Baseline, pre-existing IL-2-secreting cross-reactive T cells, likely primed by prior exposure to endemic hCoVs, were associated with protection against acquiring SARS-CoV-2 infection after household exposure. The lack of a spike-specific differential suggests that non-spike targets (e.g., N, ORF1) may be more relevant for protective cross-reactive T cell immunity. The kinetics in PCR-negative contacts—declines in circulating cross-reactive T cells after exposure—imply biological engagement, possibly trafficking to the respiratory mucosa. In PCR-positive contacts, seroconversion (RBD antibodies) and robust induction of both IFN-γ and IL-2 T cells to conserved epitopes validate the peptide pools and confirm infection. These findings provide evidence that pre-existing, non-spike cross-reactive memory T cells can contribute to sterilizing protection in SARS-CoV-2–naïve individuals, supporting T cell-focused vaccine strategies that include conserved non-spike antigens to mitigate immune escape by spike variants.

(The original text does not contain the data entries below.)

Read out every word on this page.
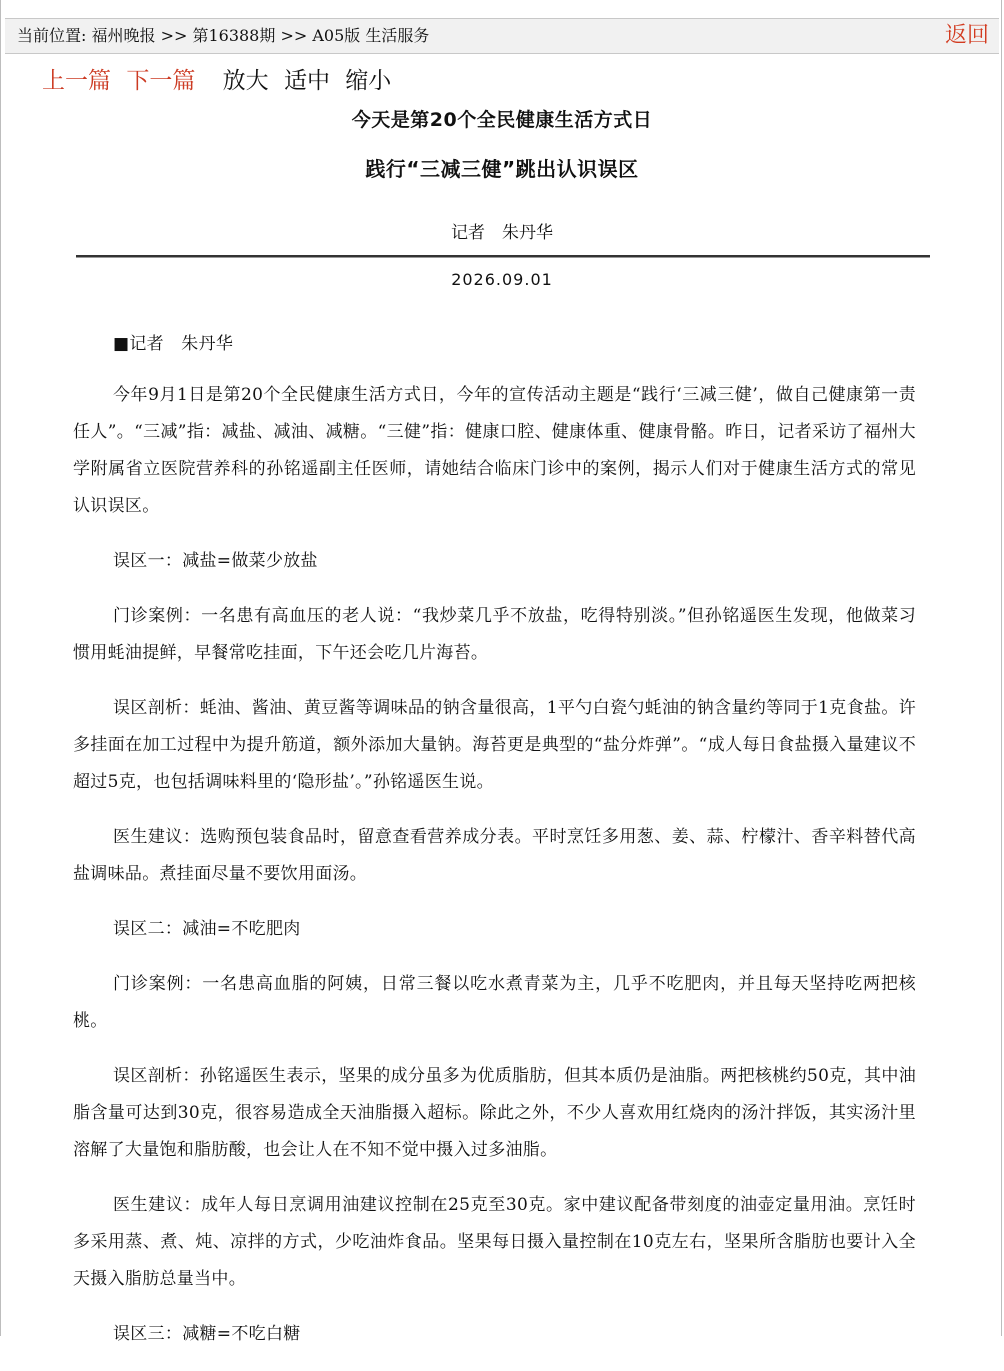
当前位置: 福州晚报 >> 第16388期 >> A05版 生活服务	返回
上一篇 下一篇 放大 适中 缩小
今天是第20个全民健康生活方式日
践行“三减三健”跳出认识误区
记者　朱丹华
2026.09.01

■记者　朱丹华

今年9月1日是第20个全民健康生活方式日，今年的宣传活动主题是“践行‘三减三健’，做自己健康第一责任人”。“三减”指：减盐、减油、减糖。“三健”指：健康口腔、健康体重、健康骨骼。昨日，记者采访了福州大学附属省立医院营养科的孙铭遥副主任医师，请她结合临床门诊中的案例，揭示人们对于健康生活方式的常见认识误区。

误区一：减盐=做菜少放盐

门诊案例：一名患有高血压的老人说：“我炒菜几乎不放盐，吃得特别淡。”但孙铭遥医生发现，他做菜习惯用蚝油提鲜，早餐常吃挂面，下午还会吃几片海苔。

误区剖析：蚝油、酱油、黄豆酱等调味品的钠含量很高，1平勺白瓷勺蚝油的钠含量约等同于1克食盐。许多挂面在加工过程中为提升筋道，额外添加大量钠。海苔更是典型的“盐分炸弹”。“成人每日食盐摄入量建议不超过5克，也包括调味料里的‘隐形盐’。”孙铭遥医生说。

医生建议：选购预包装食品时，留意查看营养成分表。平时烹饪多用葱、姜、蒜、柠檬汁、香辛料替代高盐调味品。煮挂面尽量不要饮用面汤。

误区二：减油=不吃肥肉

门诊案例：一名患高血脂的阿姨，日常三餐以吃水煮青菜为主，几乎不吃肥肉，并且每天坚持吃两把核桃。

误区剖析：孙铭遥医生表示，坚果的成分虽多为优质脂肪，但其本质仍是油脂。两把核桃约50克，其中油脂含量可达到30克，很容易造成全天油脂摄入超标。除此之外，不少人喜欢用红烧肉的汤汁拌饭，其实汤汁里溶解了大量饱和脂肪酸，也会让人在不知不觉中摄入过多油脂。

医生建议：成年人每日烹调用油建议控制在25克至30克。家中建议配备带刻度的油壶定量用油。烹饪时多采用蒸、煮、炖、凉拌的方式，少吃油炸食品。坚果每日摄入量控制在10克左右，坚果所含脂肪也要计入全天摄入脂肪总量当中。

误区三：减糖=不吃白糖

The study demonstrates that higher baseline frequencies of non-spike, cross-reactive IL-2–secreting memory T cells correlate with protection from SARS-CoV-2 infection in exposed household contacts, whereas spike-specific responses did not differ between infected and uninfected groups. This supports incorporating conserved non-spike antigens (e.g., N, ORF1) into second-generation vaccines to elicit protective T cell immunity resilient to spike antigenic drift. Future research should validate these findings in larger, diverse cohorts, delineate the phenotype and tissue homing of protective T cells (including mucosal compartments), define precise protective thresholds, and assess vaccine designs that broaden T cell targets.

- Modest sample size (n = 52) limits statistical power and generalizability. - Limited age range with few children; no association with age detected, but age effects cannot be fully assessed. - Inability to adjust associations for symptom severity or peak viral load because baseline cross-reactive T cells were largely absent in PCR-positive contacts. - Potential measurement constraints: peripheral blood sampling may not capture mucosal T cell responses; dynamic trafficking could influence circulating frequencies. - Some methodological details (e.g., epitope pool composition, assay parameters) rely on in silico predictions and previously validated epitopes, which may not capture all relevant cross-reactive determinants.